Practicalities: the tropical climate means that this swimming spot is good year round. The main airport on Samoa is Faleolo Airport, 47 kilometres away. See Beautiful Samoa
Cummins Falls, USA: this handsome waterfall has been a hit with bathers for over a century. It's Tennessee's largest falls by volume of water, and the main drop is 23 metres, reached along a two-kilometre hiking trail. The main curtain of water splashes onto a wide and worn-smooth shallow terrace of rock pools.
The waterfall and bathing plinths at Cummins Falls. Photo Michael Hicks/Flickr
Ghasri Valley, Malta: on the north western coast of Malta's sleepier and smaller island of Gozo you'll find a sinuous inlet that looks purpose made for swimming and snorkelling. It winds between rugged limestone ridges for 300 metres before reaching the sea at the pebbly Ghasri Bay.
Practicalities: the Gozo Channel ferry from Malta to Gozo takes just 30 minutes, and the nearest place to stay is the nearby village of Gharsi, which is home to the Gordian Lighthouse, with a light that began scanning the horizon in 1853. There's a road from the centre of the village to the Ghasri Valley. See Visit Gozo
Agua Azul, Mexico: this dramatic cascade of waterfalls is a cracking place for a jungle-fringed dip. This gorgeous stretch of the River Shumulha has plenty of pools upstream of the main area too. In fact, it’s best to head a little upstream to put some distance between you and the the tourist kiosks by the car park - that way you'll probably find a pool all to yourself.
Practicalities: the falls are popular and you’ll find that many hostels and tour operators offer day trips or excursions to them from Palenque or San Cristobel de las Cassas. The car park is four kilometres from the main road. The nearest airport is Palenque, a 90 minute drive away.
Devil's Pool, Zambia: a small plunge pool on the lip of the Victoria Falls in Zambia isn't a place for a leisurely swim, but with tons of water plummeting 108 metres down into the gorge right behind you, it is perhaps the world's most terrifying dip.
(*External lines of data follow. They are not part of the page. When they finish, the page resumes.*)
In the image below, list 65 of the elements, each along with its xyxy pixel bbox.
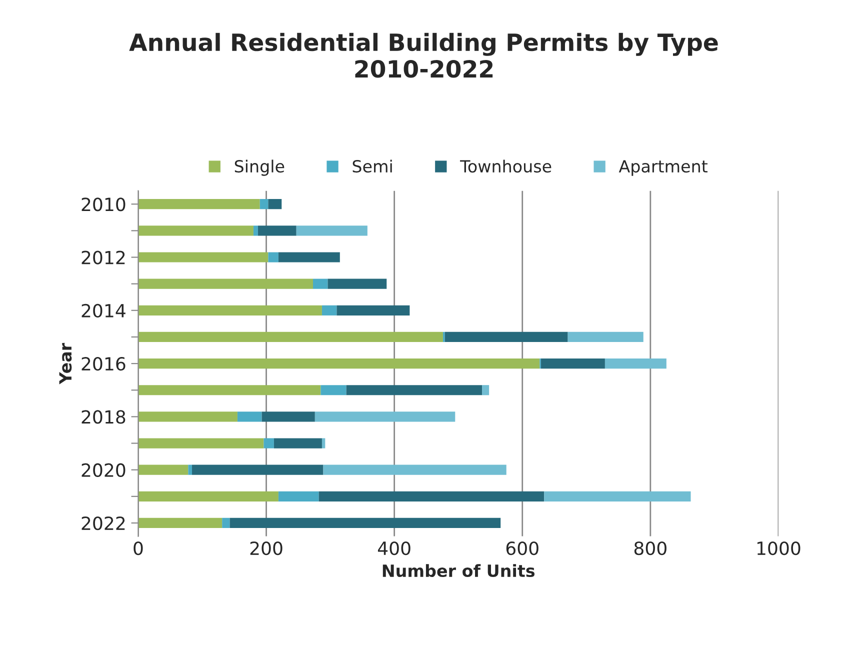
- bar: [138, 305, 322, 316]
- y-tick-label: 2016: [82, 357, 126, 371]
- y-tick-label: 2014: [82, 304, 126, 318]
- y-axis-title: Year: [59, 342, 72, 384]
- bar: [260, 199, 268, 210]
- x-tick-label: 200: [250, 541, 282, 556]
- bar: [192, 464, 324, 475]
- bar: [222, 518, 230, 528]
- bar: [138, 385, 321, 396]
- bar: [328, 278, 387, 289]
- x-tick-label: 600: [506, 541, 538, 556]
- bar: [138, 438, 264, 448]
- bar: [138, 199, 260, 210]
- bar: [138, 278, 314, 289]
- bar: [313, 278, 328, 289]
- bar: [318, 491, 544, 502]
- bar: [540, 358, 605, 369]
- bar: [278, 252, 340, 262]
- bar: [258, 226, 296, 236]
- bar: [320, 385, 346, 396]
- bar: [237, 412, 262, 422]
- bar: [138, 464, 188, 475]
- x-tick-label: 0: [134, 541, 143, 556]
- y-tick-label: 2022: [82, 516, 125, 530]
- chart-title: Annual Residential Building Permits by Type 2010-2022: [129, 32, 718, 78]
- y-tick-label: 2018: [82, 410, 126, 424]
- bar: [264, 438, 274, 448]
- bar: [322, 305, 337, 316]
- bar: [314, 412, 456, 422]
- bar: [346, 385, 482, 396]
- bar: [322, 438, 326, 448]
- bar: [138, 252, 268, 262]
- legend-label: Townhouse: [460, 160, 552, 173]
- y-tick-label: 2020: [82, 463, 126, 477]
- bar: [138, 226, 254, 236]
- legend-label: Single: [234, 160, 284, 176]
- bar: [138, 332, 443, 342]
- bar: [268, 252, 278, 262]
- x-tick-label: 1000: [757, 541, 800, 556]
- legend-label: Semi: [352, 160, 392, 173]
- bar: [138, 358, 540, 369]
- bar: [568, 332, 644, 342]
- bar: [444, 332, 568, 342]
- bar: [323, 464, 506, 475]
- bar: [604, 358, 666, 369]
- legend-label: Apartment: [618, 160, 708, 176]
- bar: [544, 491, 691, 502]
- bar: [230, 518, 501, 528]
- x-tick-label: 400: [378, 541, 410, 556]
- bar: [296, 226, 368, 236]
- x-tick-label: 800: [634, 541, 666, 556]
- bar: [138, 412, 238, 422]
- bar: [278, 491, 319, 502]
- bar: [253, 226, 258, 236]
- bar: [482, 385, 490, 396]
- bar: [268, 199, 282, 210]
- bar: [138, 491, 278, 502]
- bar: [274, 438, 322, 448]
- bar: [188, 464, 192, 475]
- bar: [336, 305, 410, 316]
- x-axis-title: Number of Units: [382, 564, 535, 578]
- bar: [138, 518, 222, 528]
- y-tick-label: 2012: [82, 250, 125, 264]
- y-tick-label: 2010: [82, 198, 126, 212]
- bar: [262, 412, 315, 422]
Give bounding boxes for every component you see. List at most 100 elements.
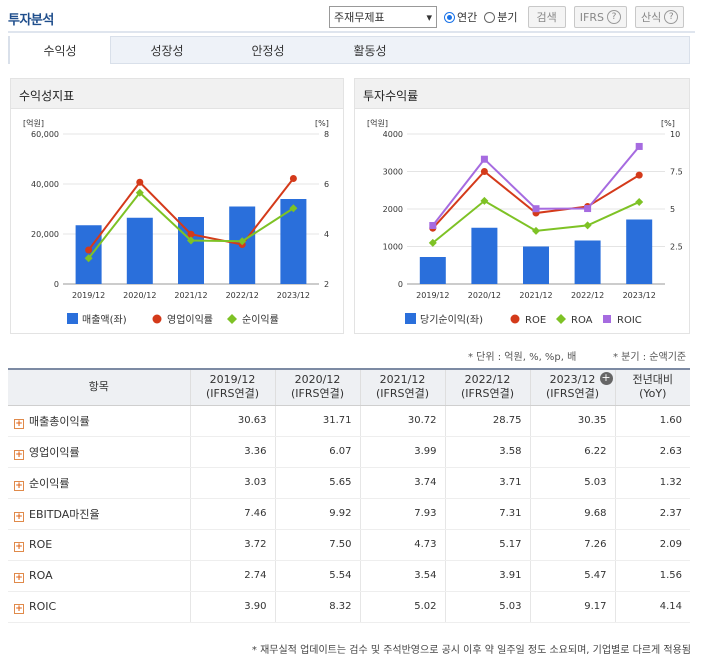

The Devil's Pool is next to Livingstone Island. Hotel staff guide swimmers to the pool for safety. Photo Tongabezi
Practicalities: the Devil's Pool can only be attempted safely in the dry season - mid August to mid January - when the river level is low enough not to sweep swimmers over the edge. The falls are almost two kilometres wide and are shared between Zambia and Zimbabwe, but the pool can only be reached from the Zambian side, after a walk over rocks and a swim. The Tongabezi is a riverside lodge that offers escorted trips to the pool. The Harry Mwanga Nkumbula International Airport in Zambia is 10 kilometres from the falls, or Victoria Falls Airport in Zimbabwe is 20 kilometres away.